Kita tentu masih ingat ketika pada tahun 2019 isu kerja sama bank domestik dengan pelaku sistem pembayaran internasional muncul ke publik. Waktu itu ada kabar rencana kerja sama, antara lain CIMB Niaga dengan WeChat dan BCA dengan Alipay.Kabar ini menjadi pembahasan yang hangat. Kala itu BI mensyaratkan agar pelaku sistem pembayaran internasional harus bekerja sama dengan bank BUKU IV atau bank dengan modal inti di atas Rp 30 triliun, lalu isu ini kembali senyap.
Apabila kemudian isu ini kembali muncul, tentu saja publik bertanya, ada perkembangan apa hingga rencana ini kembali bangkit? Di satu sisi terlihat ada kebutuhan agar pelaku usaha di dalam negeri bisa melakukan pembayaran lintas batas negara dengan mudah. Lima tahun adalah waktu yang lama untuk menunggu keputusan kerja sama ini.
Kali ini Ant Group sangat boleh jadi terlihat lebih optimistis. Meski demikian, kita masih menunggu respons dari BI. Dalam berbagai kesempatan, BI tetap mensyaratkan kerja sama dengan bank BUKU IV dan transaksi terhubung dengan Gerbang Pembayaran Nasional.
Bank Indonesia tentu punya alasan kuat untuk berhati-hati dalam mengambil keputusan menyetujui kerja sama itu. Ada beberapa risiko yang mungkin menjadi pertimbangan, seperti kemudahan pendanaan terorisme dan kemungkinan kejahatan pencucian uang ketika pengiriman uang lintas negara mudah terjadi. Ada juga persoalan transparansi data yang mungkin belum jelas.

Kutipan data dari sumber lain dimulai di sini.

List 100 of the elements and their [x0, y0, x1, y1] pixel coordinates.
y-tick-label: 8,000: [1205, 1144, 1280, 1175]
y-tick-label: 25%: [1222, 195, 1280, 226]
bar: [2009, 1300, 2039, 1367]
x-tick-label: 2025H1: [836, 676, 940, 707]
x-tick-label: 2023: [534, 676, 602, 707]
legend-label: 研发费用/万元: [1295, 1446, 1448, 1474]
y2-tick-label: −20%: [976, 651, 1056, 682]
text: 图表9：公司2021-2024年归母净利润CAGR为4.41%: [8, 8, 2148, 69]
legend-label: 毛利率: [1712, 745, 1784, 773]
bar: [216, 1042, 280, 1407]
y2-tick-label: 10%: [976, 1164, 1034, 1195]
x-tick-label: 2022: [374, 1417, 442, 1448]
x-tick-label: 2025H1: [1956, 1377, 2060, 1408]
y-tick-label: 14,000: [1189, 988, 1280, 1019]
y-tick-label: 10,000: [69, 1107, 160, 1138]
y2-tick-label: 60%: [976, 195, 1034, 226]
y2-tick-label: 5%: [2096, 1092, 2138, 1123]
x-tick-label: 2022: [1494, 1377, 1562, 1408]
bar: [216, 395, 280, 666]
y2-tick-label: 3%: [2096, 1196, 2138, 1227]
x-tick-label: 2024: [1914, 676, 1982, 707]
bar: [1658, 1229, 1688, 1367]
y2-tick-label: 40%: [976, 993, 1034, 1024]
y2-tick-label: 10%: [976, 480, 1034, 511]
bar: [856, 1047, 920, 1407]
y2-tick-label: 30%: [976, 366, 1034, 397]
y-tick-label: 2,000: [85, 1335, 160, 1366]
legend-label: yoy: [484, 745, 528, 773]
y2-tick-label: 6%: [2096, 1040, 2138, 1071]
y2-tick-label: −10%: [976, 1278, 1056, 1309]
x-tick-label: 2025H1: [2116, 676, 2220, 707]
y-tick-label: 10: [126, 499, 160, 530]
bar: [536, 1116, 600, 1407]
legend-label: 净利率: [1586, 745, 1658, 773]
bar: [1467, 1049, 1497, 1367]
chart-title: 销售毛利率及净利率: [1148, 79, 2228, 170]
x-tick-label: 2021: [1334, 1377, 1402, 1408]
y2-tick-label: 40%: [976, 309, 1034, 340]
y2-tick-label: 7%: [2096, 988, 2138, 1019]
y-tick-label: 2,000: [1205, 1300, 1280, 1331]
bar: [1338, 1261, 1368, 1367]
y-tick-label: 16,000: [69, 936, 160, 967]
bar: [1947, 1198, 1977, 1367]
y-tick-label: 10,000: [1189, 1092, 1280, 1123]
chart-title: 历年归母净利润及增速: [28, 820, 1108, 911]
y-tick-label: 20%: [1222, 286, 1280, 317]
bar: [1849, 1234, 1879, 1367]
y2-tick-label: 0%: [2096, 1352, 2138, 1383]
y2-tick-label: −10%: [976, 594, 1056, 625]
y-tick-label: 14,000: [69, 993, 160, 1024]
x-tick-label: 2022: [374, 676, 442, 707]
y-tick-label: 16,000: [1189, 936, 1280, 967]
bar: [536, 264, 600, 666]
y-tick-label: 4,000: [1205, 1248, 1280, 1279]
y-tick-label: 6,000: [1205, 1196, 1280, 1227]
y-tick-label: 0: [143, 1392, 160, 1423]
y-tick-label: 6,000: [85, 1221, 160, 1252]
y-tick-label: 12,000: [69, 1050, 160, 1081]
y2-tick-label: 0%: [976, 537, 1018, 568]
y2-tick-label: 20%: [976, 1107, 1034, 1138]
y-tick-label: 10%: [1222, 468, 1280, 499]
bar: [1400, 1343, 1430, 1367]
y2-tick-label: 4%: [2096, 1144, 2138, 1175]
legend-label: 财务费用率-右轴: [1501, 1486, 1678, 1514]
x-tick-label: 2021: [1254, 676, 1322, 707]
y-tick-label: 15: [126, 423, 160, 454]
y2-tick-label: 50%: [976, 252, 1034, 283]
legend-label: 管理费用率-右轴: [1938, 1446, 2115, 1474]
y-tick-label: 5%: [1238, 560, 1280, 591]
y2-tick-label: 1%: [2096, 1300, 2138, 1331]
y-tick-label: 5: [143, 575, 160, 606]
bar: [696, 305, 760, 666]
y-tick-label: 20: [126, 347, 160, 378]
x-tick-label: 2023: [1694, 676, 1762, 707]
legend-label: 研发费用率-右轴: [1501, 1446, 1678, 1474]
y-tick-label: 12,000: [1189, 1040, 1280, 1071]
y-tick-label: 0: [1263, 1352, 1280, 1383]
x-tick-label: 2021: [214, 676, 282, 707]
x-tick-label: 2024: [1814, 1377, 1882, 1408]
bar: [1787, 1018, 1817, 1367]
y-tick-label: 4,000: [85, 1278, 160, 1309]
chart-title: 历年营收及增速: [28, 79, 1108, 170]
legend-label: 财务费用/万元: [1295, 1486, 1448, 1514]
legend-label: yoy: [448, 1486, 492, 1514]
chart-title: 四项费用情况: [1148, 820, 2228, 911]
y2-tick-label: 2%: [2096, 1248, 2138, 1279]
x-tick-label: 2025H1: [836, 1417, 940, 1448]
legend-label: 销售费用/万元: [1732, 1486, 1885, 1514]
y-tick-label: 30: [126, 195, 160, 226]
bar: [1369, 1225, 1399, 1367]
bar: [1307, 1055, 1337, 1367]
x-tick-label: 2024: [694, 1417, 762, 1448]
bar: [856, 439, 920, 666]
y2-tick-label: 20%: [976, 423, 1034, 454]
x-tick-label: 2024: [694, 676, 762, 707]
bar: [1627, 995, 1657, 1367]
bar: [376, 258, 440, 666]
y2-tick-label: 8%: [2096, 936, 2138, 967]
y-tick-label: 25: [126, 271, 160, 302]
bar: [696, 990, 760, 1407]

Pelindungan terhadap pelaku teknologi finansial (tekfin) sistem pembayaran dalam negeri sepertinya juga menjadi alasan BI. Ketika pelaku internasional masuk dan kemudian memiliki teknologi yang lebih maju, pelaku dalam negeri kemungkinan sulit bersaing. BI tentu ingin agar pelaku usaha layanan sistem pembayaran dalam negeri bisa kuat.
Kita tentu paham masalah seperti ini, saat Tokopedia dijual kepada Tiktok. Teknologi Tiktok lebih maju dan pada masa depan kemungkinan bisa menguasai pasar. Otoritas tentu tak ingin kasus seperti ini terjadi di dunia sistem pembayaran hingga pelaku dalam negeri tersingkir. Kita juga menjadi paham mengapa sudah lima tahun otoritas tidak begitu saja memberikan persetujuan kerja sama itu.